Knock-out mice are model organisms in which specific genes have been inactivated. These model organisms make it possible to understand the role of genetic changes in the development of human diseases. The International Knock-out Mouse Project is a worldwide effort to generate knock-out mutations in every gene in the mouse genome – and is widely considered to be the next most important step following the Human Genome Project.
Geoff Hicks, a cancer biologist at the Manitoba Institute of Cell Biology, a joint institute between CancerCare Manitoba and the University of Manitoba, and Janet Rossant, a developmental biologist at the Hospital for Sick Children, are project leaders of North American Conditional Mouse Mutagenesis Project: High Throughput Mammalian Functional Analysis for the Discovery of Novel Determinants of Human Disease.
As a major contributor to the International Knock-out Mouse Project resource, this project aims to identify and characterize the functions of mouse genes. The team led by Drs.

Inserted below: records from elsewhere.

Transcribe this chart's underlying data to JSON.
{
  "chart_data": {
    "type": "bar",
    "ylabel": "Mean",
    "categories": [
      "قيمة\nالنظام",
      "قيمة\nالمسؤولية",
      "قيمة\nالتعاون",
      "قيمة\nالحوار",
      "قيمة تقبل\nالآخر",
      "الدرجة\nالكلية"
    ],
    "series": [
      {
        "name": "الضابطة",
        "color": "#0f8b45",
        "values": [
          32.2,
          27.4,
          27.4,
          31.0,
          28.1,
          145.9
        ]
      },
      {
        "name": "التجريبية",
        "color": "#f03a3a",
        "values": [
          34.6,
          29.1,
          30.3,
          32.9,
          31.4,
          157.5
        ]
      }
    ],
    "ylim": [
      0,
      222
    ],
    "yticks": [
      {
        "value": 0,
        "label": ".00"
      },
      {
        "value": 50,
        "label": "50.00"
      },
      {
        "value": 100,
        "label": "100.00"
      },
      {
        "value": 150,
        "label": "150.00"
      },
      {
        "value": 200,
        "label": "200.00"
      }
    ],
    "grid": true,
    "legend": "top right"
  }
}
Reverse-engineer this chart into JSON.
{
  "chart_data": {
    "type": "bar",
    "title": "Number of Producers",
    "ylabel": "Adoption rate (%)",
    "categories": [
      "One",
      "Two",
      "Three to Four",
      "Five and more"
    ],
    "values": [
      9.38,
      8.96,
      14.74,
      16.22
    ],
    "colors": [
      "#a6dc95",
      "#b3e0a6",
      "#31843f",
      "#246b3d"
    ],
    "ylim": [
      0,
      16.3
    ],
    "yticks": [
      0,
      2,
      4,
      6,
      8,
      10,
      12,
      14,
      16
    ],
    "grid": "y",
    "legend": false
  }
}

Hicks and Rossant will establish cell lines in which all mouse genes of interest are knocked out and will make them available to the scientific and biotech communities. In addition, the team will establish cell-based and computer-based applications linked to target genes associated with disease, and will establish a distribution centre making so that Canadian biomedical research projects, whether public or private, can more easily benefit from this knowledge base.
The genetically altered cell lines developed by this project will allow researchers to address the exact role of genetic changes in the development of specific human diseases. This in turn is expected to accelerate the rate at which new medical discoveries are translated into possible therapeutic interventions, and then moved into health care delivery.
Integrated GE3LS Research: Socio-economic impacts of institutional/business practices and intellectual property structures
GE3LS Project Leaders: Edna Einsiedel, University of Calgary and Tania Bubela, University of Alberta
The GE3LS component of this research, effectively a case study of the NorCOMM project as it develops, will allow insights into the ongoing debate about the effects of institutional/business practices and intellectual property structures on access to research tools; rates of innovation; knowledge and innovation flows; rights of developers and innovators; and access to products and processes of innovation.
To address the impacts of the NorCOMM resource, the GE3LS activities have three principal aims:
- To explore costs and benefits of different network structures, funding models and intellectual property practices on the development of resources for genomics research and impacts on knowledge flows in the domain of mouse genomics and human genetic disease research.
- To use multi-method approaches to track knowledge and innovation flows including new computational methods to visualize the knowledge domain of mouse genomics
- To use bibliometric and scientometric methods to objectively assess and prioritize gene targets for Canada’s public and private research sectors.